Case 1: The migration paths of selected NSCs towards the tumor centered at the front side of right putamen (top) and the percentage of NSCs that reach the cancer site (bottom). The cells are injected either intranasally (left) and intracerebrally (right). The red line represents the NSC that traveled the shortest path from its initial position to the cancer site. The shortest path taken by the intracerebrally injected NSCs directly follows the major white matter tract, while intranasally injected NSCs have to navigate through a longer distance.
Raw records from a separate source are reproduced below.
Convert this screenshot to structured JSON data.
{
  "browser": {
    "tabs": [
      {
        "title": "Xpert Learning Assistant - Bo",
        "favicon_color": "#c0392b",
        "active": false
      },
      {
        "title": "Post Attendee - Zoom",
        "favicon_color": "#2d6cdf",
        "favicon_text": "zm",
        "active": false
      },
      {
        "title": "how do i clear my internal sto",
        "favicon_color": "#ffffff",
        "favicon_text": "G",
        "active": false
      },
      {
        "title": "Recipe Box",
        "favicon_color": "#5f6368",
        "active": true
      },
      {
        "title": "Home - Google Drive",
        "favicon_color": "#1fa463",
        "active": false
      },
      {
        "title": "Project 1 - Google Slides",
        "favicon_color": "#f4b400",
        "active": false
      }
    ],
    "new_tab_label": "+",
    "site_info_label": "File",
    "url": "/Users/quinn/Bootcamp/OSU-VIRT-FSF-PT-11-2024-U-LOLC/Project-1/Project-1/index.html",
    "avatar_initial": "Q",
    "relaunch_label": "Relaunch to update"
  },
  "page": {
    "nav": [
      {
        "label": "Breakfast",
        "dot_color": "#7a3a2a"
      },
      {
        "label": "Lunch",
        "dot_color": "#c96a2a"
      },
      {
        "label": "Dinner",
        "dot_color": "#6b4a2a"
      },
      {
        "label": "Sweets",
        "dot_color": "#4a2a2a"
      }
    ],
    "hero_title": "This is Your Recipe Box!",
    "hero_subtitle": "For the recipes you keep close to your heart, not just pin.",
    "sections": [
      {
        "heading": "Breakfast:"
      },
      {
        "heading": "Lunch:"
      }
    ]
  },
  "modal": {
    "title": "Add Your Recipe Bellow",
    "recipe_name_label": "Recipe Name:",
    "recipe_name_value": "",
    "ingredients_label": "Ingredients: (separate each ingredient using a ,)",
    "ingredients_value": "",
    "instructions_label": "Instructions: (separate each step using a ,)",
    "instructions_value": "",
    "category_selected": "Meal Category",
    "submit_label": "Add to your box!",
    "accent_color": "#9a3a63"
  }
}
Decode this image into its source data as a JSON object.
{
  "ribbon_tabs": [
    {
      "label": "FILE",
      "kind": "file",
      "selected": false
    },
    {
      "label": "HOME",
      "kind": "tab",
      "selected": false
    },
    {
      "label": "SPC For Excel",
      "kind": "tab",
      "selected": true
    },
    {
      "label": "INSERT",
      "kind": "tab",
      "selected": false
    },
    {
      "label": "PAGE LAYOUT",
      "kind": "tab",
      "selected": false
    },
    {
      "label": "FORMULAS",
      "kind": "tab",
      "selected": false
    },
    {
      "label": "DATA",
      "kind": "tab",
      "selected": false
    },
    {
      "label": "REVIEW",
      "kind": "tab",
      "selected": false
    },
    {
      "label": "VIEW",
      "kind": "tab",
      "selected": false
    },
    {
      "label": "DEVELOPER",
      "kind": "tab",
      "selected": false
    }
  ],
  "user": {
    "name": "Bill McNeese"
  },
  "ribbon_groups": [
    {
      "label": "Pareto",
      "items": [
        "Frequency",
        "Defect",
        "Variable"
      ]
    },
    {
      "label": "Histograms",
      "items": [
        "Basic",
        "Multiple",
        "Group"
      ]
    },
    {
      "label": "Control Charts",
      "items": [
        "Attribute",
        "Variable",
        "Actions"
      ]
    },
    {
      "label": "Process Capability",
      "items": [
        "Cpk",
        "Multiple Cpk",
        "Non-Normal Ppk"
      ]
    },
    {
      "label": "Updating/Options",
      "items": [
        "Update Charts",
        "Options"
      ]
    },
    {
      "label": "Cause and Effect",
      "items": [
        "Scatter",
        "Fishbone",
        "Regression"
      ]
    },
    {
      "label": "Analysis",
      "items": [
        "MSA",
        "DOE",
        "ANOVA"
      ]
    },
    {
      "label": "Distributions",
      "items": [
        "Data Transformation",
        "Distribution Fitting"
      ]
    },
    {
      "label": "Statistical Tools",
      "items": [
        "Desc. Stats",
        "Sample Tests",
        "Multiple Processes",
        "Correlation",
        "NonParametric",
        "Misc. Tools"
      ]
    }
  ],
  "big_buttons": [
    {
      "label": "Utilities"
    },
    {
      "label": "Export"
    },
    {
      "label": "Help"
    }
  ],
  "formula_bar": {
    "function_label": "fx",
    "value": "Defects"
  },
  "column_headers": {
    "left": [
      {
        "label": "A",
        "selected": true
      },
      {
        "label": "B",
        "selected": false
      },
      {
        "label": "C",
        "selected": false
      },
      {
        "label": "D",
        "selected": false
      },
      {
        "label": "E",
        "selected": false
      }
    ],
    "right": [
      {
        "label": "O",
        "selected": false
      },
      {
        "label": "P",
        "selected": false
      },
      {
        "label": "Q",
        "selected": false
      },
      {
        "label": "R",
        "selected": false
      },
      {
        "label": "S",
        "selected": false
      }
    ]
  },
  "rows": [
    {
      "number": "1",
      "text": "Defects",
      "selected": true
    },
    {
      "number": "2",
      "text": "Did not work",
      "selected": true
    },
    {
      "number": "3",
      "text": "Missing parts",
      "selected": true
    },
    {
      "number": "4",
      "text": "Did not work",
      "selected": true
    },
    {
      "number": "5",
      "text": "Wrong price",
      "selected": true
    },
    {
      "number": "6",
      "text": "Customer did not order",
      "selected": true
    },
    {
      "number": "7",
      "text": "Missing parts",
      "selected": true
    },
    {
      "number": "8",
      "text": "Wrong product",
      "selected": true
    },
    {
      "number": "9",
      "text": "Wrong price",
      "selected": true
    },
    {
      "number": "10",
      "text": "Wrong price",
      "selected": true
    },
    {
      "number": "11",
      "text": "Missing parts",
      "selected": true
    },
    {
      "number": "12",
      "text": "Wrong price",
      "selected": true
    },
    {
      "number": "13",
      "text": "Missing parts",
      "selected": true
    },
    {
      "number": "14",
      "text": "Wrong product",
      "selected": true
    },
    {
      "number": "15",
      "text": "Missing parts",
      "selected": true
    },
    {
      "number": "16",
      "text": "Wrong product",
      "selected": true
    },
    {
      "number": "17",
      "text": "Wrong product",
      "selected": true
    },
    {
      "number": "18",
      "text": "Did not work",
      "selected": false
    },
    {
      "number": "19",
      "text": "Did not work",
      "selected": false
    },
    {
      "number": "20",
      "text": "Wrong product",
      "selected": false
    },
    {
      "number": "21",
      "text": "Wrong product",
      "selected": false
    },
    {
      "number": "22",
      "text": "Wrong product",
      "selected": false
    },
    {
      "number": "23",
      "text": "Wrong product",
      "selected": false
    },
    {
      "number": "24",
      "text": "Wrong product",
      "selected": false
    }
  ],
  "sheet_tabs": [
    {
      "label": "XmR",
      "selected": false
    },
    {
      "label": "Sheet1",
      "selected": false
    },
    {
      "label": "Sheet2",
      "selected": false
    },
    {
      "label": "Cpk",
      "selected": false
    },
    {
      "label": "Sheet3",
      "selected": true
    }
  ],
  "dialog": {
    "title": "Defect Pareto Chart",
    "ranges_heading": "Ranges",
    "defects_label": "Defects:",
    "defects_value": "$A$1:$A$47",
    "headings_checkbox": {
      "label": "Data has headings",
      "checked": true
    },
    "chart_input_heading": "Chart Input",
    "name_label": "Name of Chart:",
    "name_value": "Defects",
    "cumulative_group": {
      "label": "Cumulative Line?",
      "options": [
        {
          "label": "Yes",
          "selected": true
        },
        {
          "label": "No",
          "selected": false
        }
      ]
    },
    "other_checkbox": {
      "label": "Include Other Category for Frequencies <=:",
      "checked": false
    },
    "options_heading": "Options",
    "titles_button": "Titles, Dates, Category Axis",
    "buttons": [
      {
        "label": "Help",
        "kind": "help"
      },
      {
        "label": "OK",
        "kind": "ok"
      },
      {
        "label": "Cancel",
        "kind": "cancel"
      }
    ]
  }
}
NSCs from the intranasal injection site travel gradually to the cancer site, with about 14% reaching their destination on day 30. Meanwhile, NSCs from the intracerebral injection site swiftly travel to the location of the tumor and a much greater percent arrive at around 90%.
Figure 9.
Figure 9.
Case 2: The migration paths of selected NSCs towards the tumor centered at the rear side of the right putamen (top) and the percentage of NSCs that reach the cancer site (bottom). The cells are injected either intranasally (left) and intracerebrally (right). We observe that when injected intranasally, only about 1% ever arrive on day 30 while when injected intracerebrally, this number jumps up to 5% total.
Figure 10.
Figure 10.
Case 3: Percentage of NSC that arrive at the cancer site on the left putamen (top) and at the cancer site on the right putamen (bottom) over time (days). The starting points are the intranasal injection site (left) and the intracerebral injection site (right). We can observe that more NSC reaches both cancer sites when injected intracerebrally, which is likely because this injection site is overall closer the cancer sites and begins on white matter. However, the distribution of NSCs among the two cancer site is more uniform when intranasally injected.